For all of its fairy-tale-esque turreted buildings, cobbled bridges and weeping willows, Bruges has its fair share of cutting edge stores selling the kind of aspirational wares you’d expect to find in Copenhagen, Amsterdam or London. We dipped into Depot D’o on more than one occasion, with its tropical taxidermy, tribal art and off-the-wall antiques. We ran our hands over the hefty oak tables and peered at kaleidoscopic butterflies in glass domes at Vie de Vue, a vintage shop just off the canal belt. Ester and Bob are the interior designers behind Goûts et Couleurs, a concept store with the kind of streamline furniture, geometric materials and buttery cashmeres that make you resent your home and everything in it. And if it’s books you’re after, Bruges is bursting with them. Find classics and endless shelves of travel guides at De Reyghere, the city’s oldest bookshop. For rare finds head to the flea market along the Dijver, and for music, poetry, art and sumptuous coffee table books, try Raaklijn. For a great selection of vintage clothes, belts and shoes, pop in to Think Twice, where Bruges’ cool kids go to source duster coats and silk scarves. Take a leaf out of our book, though, by going before you’ve eaten the entire lower half of a chocolate Santa Claus. Vintage Levi’s are a struggle to get on at the best of times.
De Republik is the kind of bar/café/independent cinema/event space that everyone wants in their city. The sprawling room is a work of reclaimed wooden surfaces and exposed steel, while the brick courtyard is littered with seating and artworks, laced with lightbulbs. A long, well-stocked bar stretches across the back wall, while young Bruggelingen (locals) sip craft beer and sift through the dinner menu, where local fish, risotto and great burgers come with suggested wines. At weekends, DJs get behind the decks and visitors swap Flemish coffee for mescal, rum and ruby-red Camparis.
Bruges is quiet after dark, with just a few glowing bars beckoning you in for a nightcap. Stop off for a drop of the hard stuff at Comptoir des Arts, a bricky little lair that specialises in live blues and whiskey. An impressive line up of heady blues and roots bands fill the calendar at this place, and the chances are there will be something on when you drop by. The whiskey and bourbon selection is dangerously good – the perfect partner to the roaring fireplace and bustling local crowd.

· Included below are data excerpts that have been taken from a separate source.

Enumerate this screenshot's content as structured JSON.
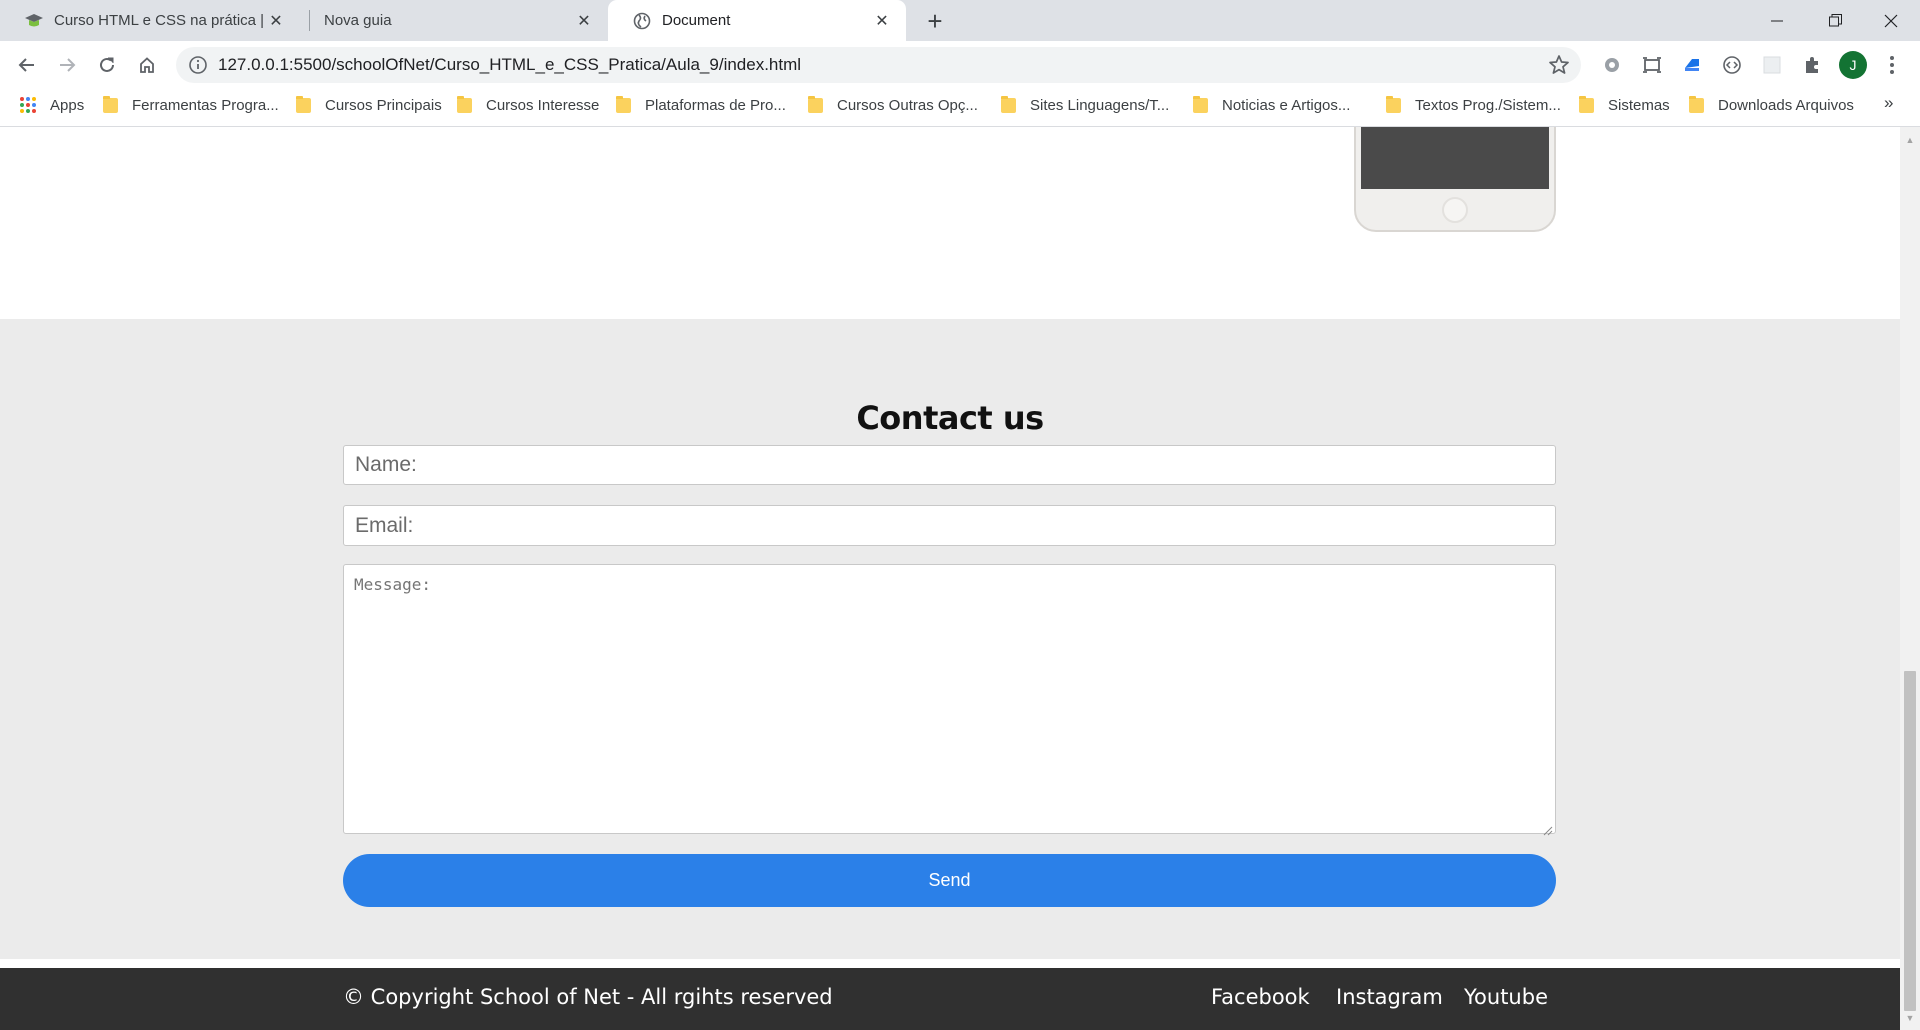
{
  "browser": {
    "tabs": [
      {
        "title": "Curso HTML e CSS na prática | Al",
        "active": false
      },
      {
        "title": "Nova guia",
        "active": false
      },
      {
        "title": "Document",
        "active": true
      }
    ],
    "url": "127.0.0.1:5500/schoolOfNet/Curso_HTML_e_CSS_Pratica/Aula_9/index.html",
    "profile_initial": "J",
    "bookmarks": [
      "Apps",
      "Ferramentas Progra...",
      "Cursos Principais",
      "Cursos Interesse",
      "Plataformas de Pro...",
      "Cursos Outras Opç...",
      "Sites Linguagens/T...",
      "Noticias e Artigos...",
      "Textos Prog./Sistem...",
      "Sistemas",
      "Downloads Arquivos"
    ],
    "bookmarks_more": "»"
  },
  "contact": {
    "title": "Contact us",
    "name_placeholder": "Name:",
    "email_placeholder": "Email:",
    "message_placeholder": "Message:",
    "send_label": "Send"
  },
  "footer": {
    "copyright": "© Copyright School of Net - All rgihts reserved",
    "links": [
      "Facebook",
      "Instagram",
      "Youtube"
    ]
  },
  "colors": {
    "accent": "#2b80e8",
    "contact_bg": "#ebebeb",
    "footer_bg": "#303030"
  }
}
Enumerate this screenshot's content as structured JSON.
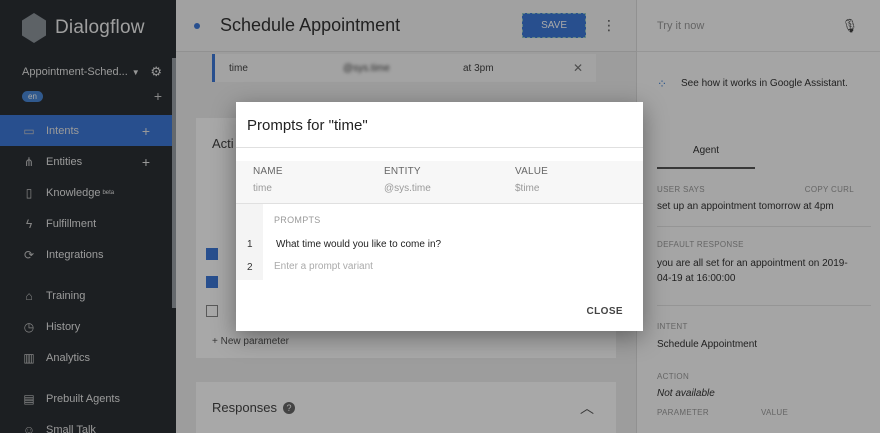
{
  "sidebar": {
    "logo_text": "Dialogflow",
    "agent_name": "Appointment-Sched...",
    "language_badge": "en",
    "items": [
      {
        "label": "Intents",
        "icon": "chat-icon",
        "has_add": true
      },
      {
        "label": "Entities",
        "icon": "sitemap-icon",
        "has_add": true
      },
      {
        "label": "Knowledge",
        "label_sup": "beta",
        "icon": "book-icon"
      },
      {
        "label": "Fulfillment",
        "icon": "bolt-icon"
      },
      {
        "label": "Integrations",
        "icon": "sync-icon"
      },
      {
        "label": "Training",
        "icon": "graduation-cap-icon"
      },
      {
        "label": "History",
        "icon": "clock-icon"
      },
      {
        "label": "Analytics",
        "icon": "chart-icon"
      },
      {
        "label": "Prebuilt Agents",
        "icon": "list-icon"
      },
      {
        "label": "Small Talk",
        "icon": "smile-icon"
      }
    ]
  },
  "header": {
    "intent_title": "Schedule Appointment",
    "save_label": "SAVE"
  },
  "param_row": {
    "name": "time",
    "entity": "@sys.time",
    "value": "at 3pm"
  },
  "actions": {
    "heading": "Acti",
    "new_parameter": "+ New parameter"
  },
  "responses": {
    "heading": "Responses"
  },
  "right_panel": {
    "try_placeholder": "Try it now",
    "ga_link": "See how it works in Google Assistant.",
    "tab": "Agent",
    "user_says_label": "USER SAYS",
    "copy_curl_label": "COPY CURL",
    "user_says": "set up an appointment tomorrow at 4pm",
    "default_response_label": "DEFAULT RESPONSE",
    "default_response": "you are all set for an appointment on 2019-04-19 at 16:00:00",
    "intent_label": "INTENT",
    "intent_value": "Schedule Appointment",
    "action_label": "ACTION",
    "action_value": "Not available",
    "parameter_label": "PARAMETER",
    "value_label": "VALUE"
  },
  "modal": {
    "title": "Prompts for \"time\"",
    "columns": [
      {
        "header": "NAME",
        "value": "time"
      },
      {
        "header": "ENTITY",
        "value": "@sys.time"
      },
      {
        "header": "VALUE",
        "value": "$time"
      }
    ],
    "prompts_label": "PROMPTS",
    "prompts": [
      {
        "num": "1",
        "text": "What time would you like to come in?"
      }
    ],
    "new_prompt": {
      "num": "2",
      "placeholder": "Enter a prompt variant"
    },
    "close_label": "CLOSE"
  }
}
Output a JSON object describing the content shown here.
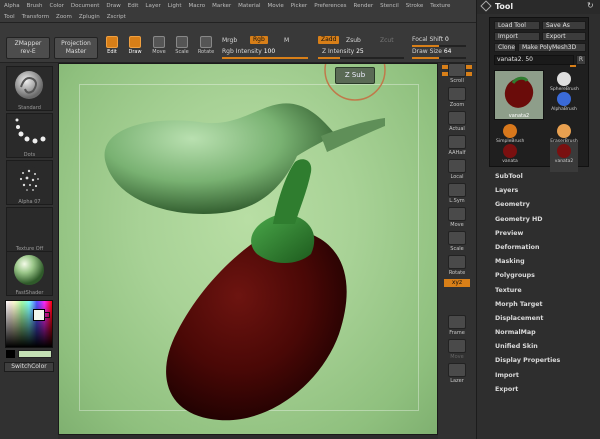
{
  "menu": {
    "row1": [
      "Alpha",
      "Brush",
      "Color",
      "Document",
      "Draw",
      "Edit",
      "Layer",
      "Light",
      "Macro",
      "Marker",
      "Material",
      "Movie",
      "Picker",
      "Preferences",
      "Render",
      "Stencil",
      "Stroke",
      "Texture"
    ],
    "row2": [
      "Tool",
      "Transform",
      "Zoom",
      "Zplugin",
      "Zscript"
    ]
  },
  "toolbar": {
    "zmapper_1": "ZMapper",
    "zmapper_2": "rev-E",
    "projection_1": "Projection",
    "projection_2": "Master",
    "edit": "Edit",
    "draw": "Draw",
    "move": "Move",
    "scale": "Scale",
    "rotate": "Rotate",
    "mrgb": "Mrgb",
    "rgb": "Rgb",
    "m": "M",
    "zadd": "Zadd",
    "zsub": "Zsub",
    "zcut": "Zcut",
    "rgb_intensity_label": "Rgb Intensity",
    "rgb_intensity_value": "100",
    "z_intensity_label": "Z Intensity",
    "z_intensity_value": "25",
    "focal_shift_label": "Focal Shift",
    "focal_shift_value": "0",
    "draw_size_label": "Draw Size",
    "draw_size_value": "64"
  },
  "left_shelf": {
    "standard": "Standard",
    "dots": "Dots",
    "alpha": "Alpha 07",
    "texture": "Texture Off",
    "material": "FastShader",
    "switch_color": "SwitchColor"
  },
  "canvas": {
    "zsub_label": "Z Sub"
  },
  "right_shelf": [
    "Scroll",
    "Zoom",
    "Actual",
    "AAHalf",
    "Local",
    "L.Sym",
    "Move",
    "Scale",
    "Rotate",
    "Frame",
    "Move",
    "Lazer"
  ],
  "right_shelf_xyz": "xyz",
  "tool": {
    "title": "Tool",
    "load": "Load Tool",
    "save": "Save As",
    "import": "Import",
    "export": "Export",
    "clone": "Clone",
    "polymesh": "Make PolyMesh3D",
    "current_name": "vanata2. 50",
    "current_r": "R",
    "thumb_caption": "vanata2",
    "items": [
      {
        "name": "SphereBrush",
        "color": "#dedede"
      },
      {
        "name": "AlphaBrush",
        "color": "#3a6ad8"
      },
      {
        "name": "SimpleBrush",
        "color": "#d8781c"
      },
      {
        "name": "EraserBrush",
        "color": "#e8a050"
      },
      {
        "name": "vanata",
        "color": "#7a1010"
      },
      {
        "name": "vanata2",
        "color": "#7a1010"
      }
    ]
  },
  "subpalettes": [
    "SubTool",
    "Layers",
    "Geometry",
    "Geometry HD",
    "Preview",
    "Deformation",
    "Masking",
    "Polygroups",
    "Texture",
    "Morph Target",
    "Displacement",
    "NormalMap",
    "Unified Skin",
    "Display Properties",
    "Import",
    "Export"
  ]
}
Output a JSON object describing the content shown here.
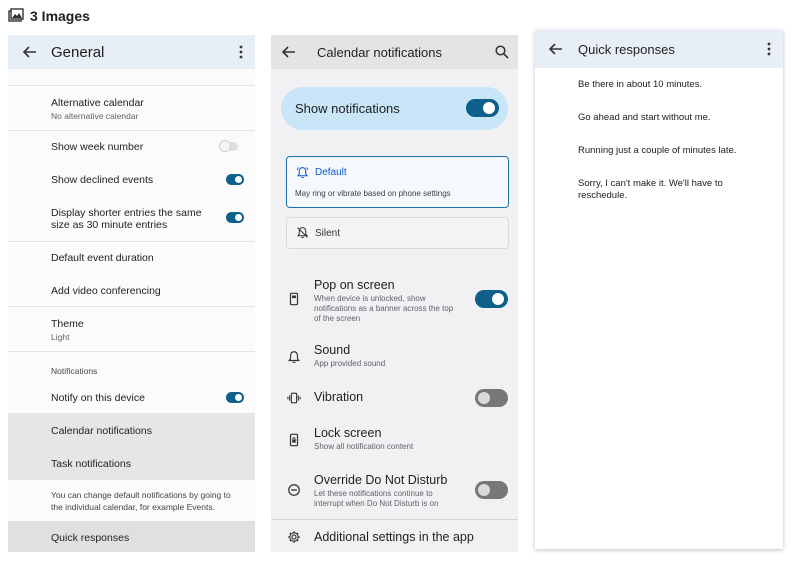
{
  "header": {
    "title": "3 Images",
    "icon": "images-icon"
  },
  "general": {
    "title": "General",
    "items": {
      "alt_calendar": {
        "label": "Alternative calendar",
        "sub": "No alternative calendar"
      },
      "week_number": {
        "label": "Show week number",
        "on": false
      },
      "declined": {
        "label": "Show declined events",
        "on": true
      },
      "shorter": {
        "label": "Display shorter entries the same",
        "label2": "size as 30 minute entries",
        "on": true
      },
      "duration": {
        "label": "Default event duration"
      },
      "video": {
        "label": "Add video conferencing"
      },
      "theme": {
        "label": "Theme",
        "sub": "Light"
      },
      "notif_header": "Notifications",
      "notify_device": {
        "label": "Notify on this device",
        "on": true
      },
      "calendar_notifications": {
        "label": "Calendar notifications"
      },
      "task_notifications": {
        "label": "Task notifications"
      },
      "info_line1": "You can change default notifications by going to",
      "info_line2": "the individual calendar, for example Events.",
      "quick_responses": {
        "label": "Quick responses"
      }
    }
  },
  "calendar_notifications": {
    "title": "Calendar notifications",
    "show_notifications": {
      "label": "Show notifications",
      "on": true
    },
    "default": {
      "label": "Default",
      "sub": "May ring or vibrate based on phone settings"
    },
    "silent": {
      "label": "Silent"
    },
    "pop_on_screen": {
      "label": "Pop on screen",
      "sub1": "When device is unlocked, show",
      "sub2": "notifications as a banner across the top",
      "sub3": "of the screen",
      "on": true
    },
    "sound": {
      "label": "Sound",
      "sub": "App provided sound"
    },
    "vibration": {
      "label": "Vibration",
      "on": false
    },
    "lock_screen": {
      "label": "Lock screen",
      "sub": "Show all notification content"
    },
    "override_dnd": {
      "label": "Override Do Not Disturb",
      "sub1": "Let these notifications continue to",
      "sub2": "interrupt when Do Not Disturb is on",
      "on": false
    },
    "additional": {
      "label": "Additional settings in the app"
    }
  },
  "quick_responses": {
    "title": "Quick responses",
    "responses": [
      "Be there in about 10 minutes.",
      "Go ahead and start without me.",
      "Running just a couple of minutes late.",
      "Sorry, I can't make it. We'll have to reschedule."
    ]
  },
  "colors": {
    "accent": "#0e5f8a",
    "banner": "#c8e6f7",
    "topbar": "#e8eef6"
  }
}
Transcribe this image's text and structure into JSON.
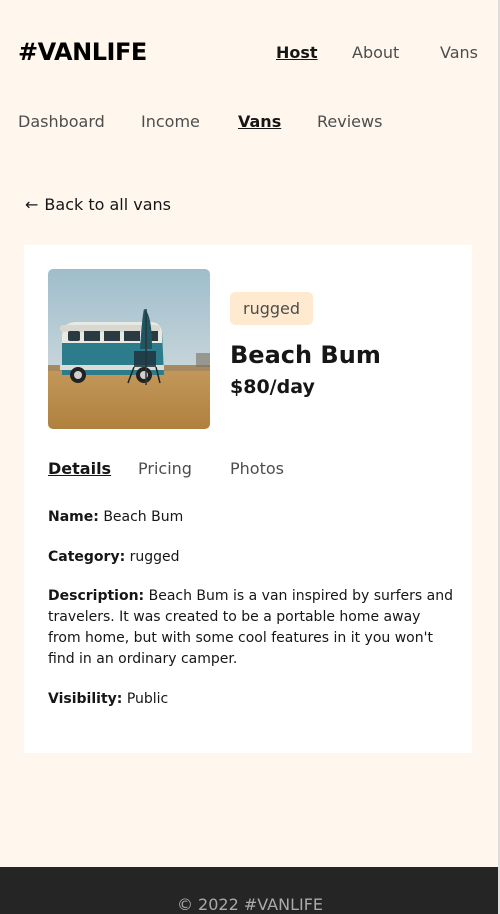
{
  "header": {
    "logo": "#VANLIFE",
    "nav": [
      {
        "label": "Host",
        "active": true
      },
      {
        "label": "About",
        "active": false
      },
      {
        "label": "Vans",
        "active": false
      }
    ]
  },
  "host_nav": [
    {
      "label": "Dashboard",
      "active": false
    },
    {
      "label": "Income",
      "active": false
    },
    {
      "label": "Vans",
      "active": true
    },
    {
      "label": "Reviews",
      "active": false
    }
  ],
  "back_link": {
    "arrow": "←",
    "label": "Back to all vans"
  },
  "van": {
    "type_badge": "rugged",
    "name": "Beach Bum",
    "price": "$80",
    "price_unit": "/day",
    "image_icon": "van-photo"
  },
  "tabs": [
    {
      "label": "Details",
      "active": true
    },
    {
      "label": "Pricing",
      "active": false
    },
    {
      "label": "Photos",
      "active": false
    }
  ],
  "details": {
    "name_label": "Name:",
    "name_value": "Beach Bum",
    "category_label": "Category:",
    "category_value": "rugged",
    "description_label": "Description:",
    "description_value": "Beach Bum is a van inspired by surfers and travelers. It was created to be a portable home away from home, but with some cool features in it you won't find in an ordinary camper.",
    "visibility_label": "Visibility:",
    "visibility_value": "Public"
  },
  "footer": {
    "text": "© 2022 #VANLIFE"
  },
  "colors": {
    "background": "#fff7ed",
    "badge_bg": "#ffead0",
    "footer_bg": "#252525",
    "card_bg": "#ffffff"
  }
}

Down the road, you’ll find Reisling and Pinot. This simple, cosy wine bar has an open fireplace (naturally), tiled floors and heavy oak beams, giving it that ‘living room’ atmosphere that draws you in and threatens to keep you there all night. The wine list is extensive and comprehensive, and if, like us, you tend to blindly point at the menu, the knowledgeable staff are on hand to happily advise.